La DC aveva il monopiolio del potere, ma c’erano bilanciamenti forti. Innanzitutto c’era il PCI, che non faceva sconti e organizzava un’opposizione propositiva, ma ferma. Poi c’erano i sindacati e sopratutto la CGIL, che faceva il suo mestiere nei luoghi di lavoro. Il PCI aveva un forte radicamento sociale e la CGIL anche se andava perdendo la natura di “cinghia di trasmissione”, manteneva sempre un legame stretto col partito comunista. La stessa DC poi aveva forti innervature popolari e, dunque, doveva rispondere a questi settori del mondo cattolico, spesso avanzato e progressista. Insomma, il dominio democristiano, aveva un complesso sistema di contrappesi e la DC ne era consapevole e ne teneva conto.

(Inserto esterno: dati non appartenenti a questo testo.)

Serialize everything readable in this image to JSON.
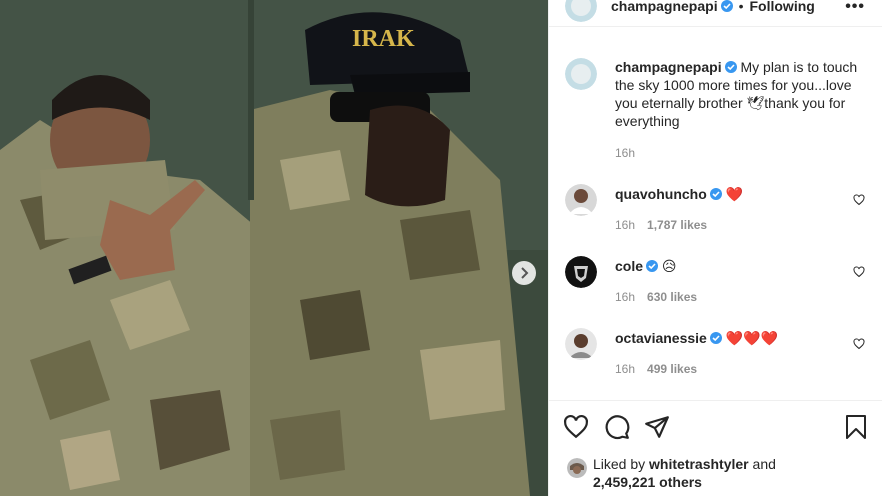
{
  "post": {
    "author": "champagnepapi",
    "follow_state": "Following",
    "separator": "•",
    "more_label": "•••"
  },
  "photo": {
    "cap_text": "IRAK"
  },
  "caption": {
    "username": "champagnepapi",
    "text": "My plan is to touch the sky 1000 more times for you...love you eternally brother 🕊thank you for everything",
    "time": "16h"
  },
  "comments": [
    {
      "username": "quavohuncho",
      "text": "❤️",
      "time": "16h",
      "likes": "1,787 likes"
    },
    {
      "username": "cole",
      "text": "😥",
      "time": "16h",
      "likes": "630 likes"
    },
    {
      "username": "octavianessie",
      "text": "❤️❤️❤️",
      "time": "16h",
      "likes": "499 likes"
    }
  ],
  "likes": {
    "prefix": "Liked by ",
    "liker": "whitetrashtyler",
    "middle": " and",
    "count": "2,459,221 others"
  },
  "colors": {
    "verified": "#3897f0",
    "heart": "#ed4956",
    "muted": "#8e8e8e",
    "camo_base": "#8a8a68"
  }
}
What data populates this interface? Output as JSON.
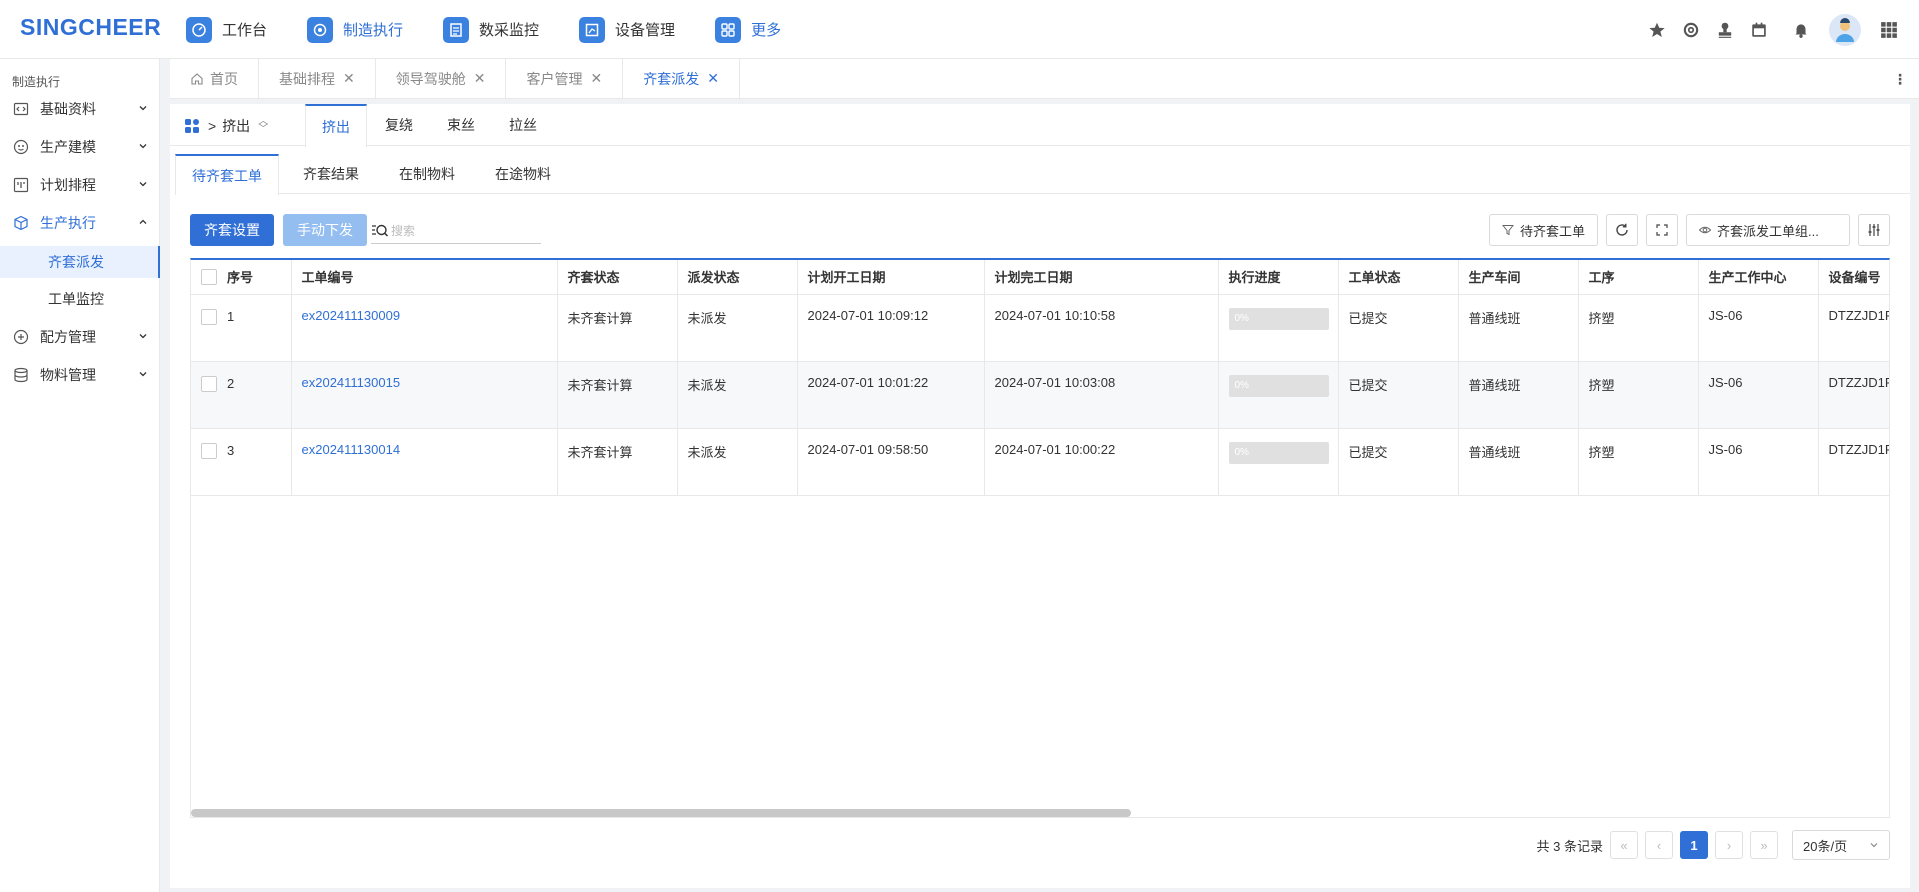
{
  "header": {
    "logo": "SINGCHEER",
    "nav": [
      {
        "label": "工作台",
        "icon": "dashboard-icon",
        "active": false
      },
      {
        "label": "制造执行",
        "icon": "manufacturing-icon",
        "active": true
      },
      {
        "label": "数采监控",
        "icon": "data-monitor-icon",
        "active": false
      },
      {
        "label": "设备管理",
        "icon": "equipment-icon",
        "active": false
      },
      {
        "label": "更多",
        "icon": "more-apps-icon",
        "active": false
      }
    ]
  },
  "sidebar": {
    "title": "制造执行",
    "items": [
      {
        "label": "基础资料"
      },
      {
        "label": "生产建模"
      },
      {
        "label": "计划排程"
      },
      {
        "label": "生产执行"
      },
      {
        "label": "配方管理"
      },
      {
        "label": "物料管理"
      }
    ],
    "subitems": [
      {
        "label": "齐套派发"
      },
      {
        "label": "工单监控"
      }
    ]
  },
  "tabs": [
    {
      "label": "首页"
    },
    {
      "label": "基础排程"
    },
    {
      "label": "领导驾驶舱"
    },
    {
      "label": "客户管理"
    },
    {
      "label": "齐套派发"
    }
  ],
  "process": {
    "crumb": "挤出",
    "tabs": [
      "挤出",
      "复绕",
      "束丝",
      "拉丝"
    ]
  },
  "subtabs": [
    "待齐套工单",
    "齐套结果",
    "在制物料",
    "在途物料"
  ],
  "toolbar": {
    "setup_label": "齐套设置",
    "manual_label": "手动下发",
    "search_placeholder": "搜索",
    "filter_label": "待齐套工单",
    "view_label": "齐套派发工单组..."
  },
  "table": {
    "headers": [
      "序号",
      "工单编号",
      "齐套状态",
      "派发状态",
      "计划开工日期",
      "计划完工日期",
      "执行进度",
      "工单状态",
      "生产车间",
      "工序",
      "生产工作中心",
      "设备编号"
    ],
    "rows": [
      {
        "seq": "1",
        "order": "ex202411130009",
        "kit": "未齐套计算",
        "dispatch": "未派发",
        "start": "2024-07-01 10:09:12",
        "end": "2024-07-01 10:10:58",
        "progress": "0%",
        "status": "已提交",
        "workshop": "普通线班",
        "process": "挤塑",
        "center": "JS-06",
        "equip": "DTZZJD1F"
      },
      {
        "seq": "2",
        "order": "ex202411130015",
        "kit": "未齐套计算",
        "dispatch": "未派发",
        "start": "2024-07-01 10:01:22",
        "end": "2024-07-01 10:03:08",
        "progress": "0%",
        "status": "已提交",
        "workshop": "普通线班",
        "process": "挤塑",
        "center": "JS-06",
        "equip": "DTZZJD1F"
      },
      {
        "seq": "3",
        "order": "ex202411130014",
        "kit": "未齐套计算",
        "dispatch": "未派发",
        "start": "2024-07-01 09:58:50",
        "end": "2024-07-01 10:00:22",
        "progress": "0%",
        "status": "已提交",
        "workshop": "普通线班",
        "process": "挤塑",
        "center": "JS-06",
        "equip": "DTZZJD1F"
      }
    ]
  },
  "pager": {
    "total": "共 3 条记录",
    "current": "1",
    "page_size": "20条/页"
  }
}
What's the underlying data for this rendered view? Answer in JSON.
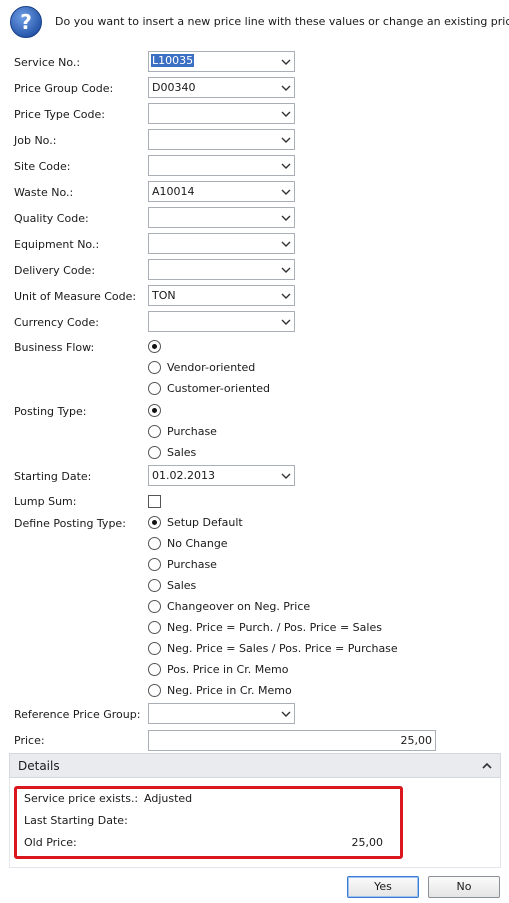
{
  "dialog": {
    "question": "Do you want to insert a new price line with these values or change an existing price?"
  },
  "fields": [
    {
      "label": "Service No.:",
      "value": "L10035",
      "selected": true
    },
    {
      "label": "Price Group Code:",
      "value": "D00340"
    },
    {
      "label": "Price Type Code:",
      "value": ""
    },
    {
      "label": "Job No.:",
      "value": ""
    },
    {
      "label": "Site Code:",
      "value": ""
    },
    {
      "label": "Waste No.:",
      "value": "A10014"
    },
    {
      "label": "Quality Code:",
      "value": ""
    },
    {
      "label": "Equipment No.:",
      "value": ""
    },
    {
      "label": "Delivery Code:",
      "value": ""
    },
    {
      "label": "Unit of Measure Code:",
      "value": "TON"
    },
    {
      "label": "Currency Code:",
      "value": ""
    }
  ],
  "business_flow": {
    "label": "Business Flow:",
    "options": [
      {
        "label": "",
        "selected": true
      },
      {
        "label": "Vendor-oriented",
        "selected": false
      },
      {
        "label": "Customer-oriented",
        "selected": false
      }
    ]
  },
  "posting_type": {
    "label": "Posting Type:",
    "options": [
      {
        "label": "",
        "selected": true
      },
      {
        "label": "Purchase",
        "selected": false
      },
      {
        "label": "Sales",
        "selected": false
      }
    ]
  },
  "starting_date": {
    "label": "Starting Date:",
    "value": "01.02.2013"
  },
  "lump_sum": {
    "label": "Lump Sum:",
    "checked": false
  },
  "define_posting_type": {
    "label": "Define Posting Type:",
    "options": [
      {
        "label": "Setup Default",
        "selected": true
      },
      {
        "label": "No Change",
        "selected": false
      },
      {
        "label": "Purchase",
        "selected": false
      },
      {
        "label": "Sales",
        "selected": false
      },
      {
        "label": "Changeover on Neg. Price",
        "selected": false
      },
      {
        "label": "Neg. Price = Purch. / Pos. Price = Sales",
        "selected": false
      },
      {
        "label": "Neg. Price = Sales / Pos. Price = Purchase",
        "selected": false
      },
      {
        "label": "Pos. Price in Cr. Memo",
        "selected": false
      },
      {
        "label": "Neg. Price in Cr. Memo",
        "selected": false
      }
    ]
  },
  "reference_price_group": {
    "label": "Reference Price Group:",
    "value": ""
  },
  "price": {
    "label": "Price:",
    "value": "25,00"
  },
  "details": {
    "title": "Details",
    "service_price_exists_label": "Service price exists.:",
    "service_price_exists_value": "Adjusted",
    "last_starting_date_label": "Last Starting Date:",
    "last_starting_date_value": "",
    "old_price_label": "Old Price:",
    "old_price_value": "25,00"
  },
  "buttons": {
    "yes": "Yes",
    "no": "No"
  },
  "colors": {
    "highlight": "#d9171c",
    "selection": "#3b6fc4",
    "icon": "#2a5db0"
  }
}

Nel modello Sulcis sono caduti i contrappesi, ecco tutto, sono rimasti i democristiani e basta, Bista Zurru e Giorgio Oppi sopra tutti. Ecco il punto. L’opposizione politica e sociale è scomparsa insieme al PCI. Il PD non ne è la versione più moderna, è, all’opposto, un’altra faccia della stessa medaglia. Quindi il sistema si fonda su un indifferenziato riferimento politico, un grande corpo magmatico, i cui tentacoli costituiscono altrettanti grumi d’interessi, talvolta in concorrenza fra loro, ma mai antagonisti. Le leggi elettorali sono il riflesso di questa situazione. Stravince chi prende un voto in più, ma questo poco importa: la ragnatela degli interessi di fondo rimane intatta, così come si conserva quando a vincere è l’altra coalizione. Chi non ci sta o non si lascia abbindolare dai falsi riti democratici, è fuori, finisce nel vasto mondo della diaspora politica, nell’astensione. Ecco perché la supplenza viene dalla magistratura con arresti e rinvii a giudizio, perché il sistema è incapace di combattere il malaffare, è privo di anticorpi. Le primarie e i congressi sono solo falsi riti per nascondere la sostanziale mancanza di democrazia, che può nascere solo da un conflitto vero fra opzioni alternative.
Il modello Sulcis, in fondo, rispecchia la situazione nazionale. C’è una grande democrazia cristiana da Renzi a Berlusconi e nient’altro. Un partito unico con diverse facce. Sono rimasti i Bista Zurru e i Giorgio Oppi, ma non ci sono più i comunisti. Una grande democraziacristiana senza oppositori, a parte i pentastellati che però nei territori contano poco.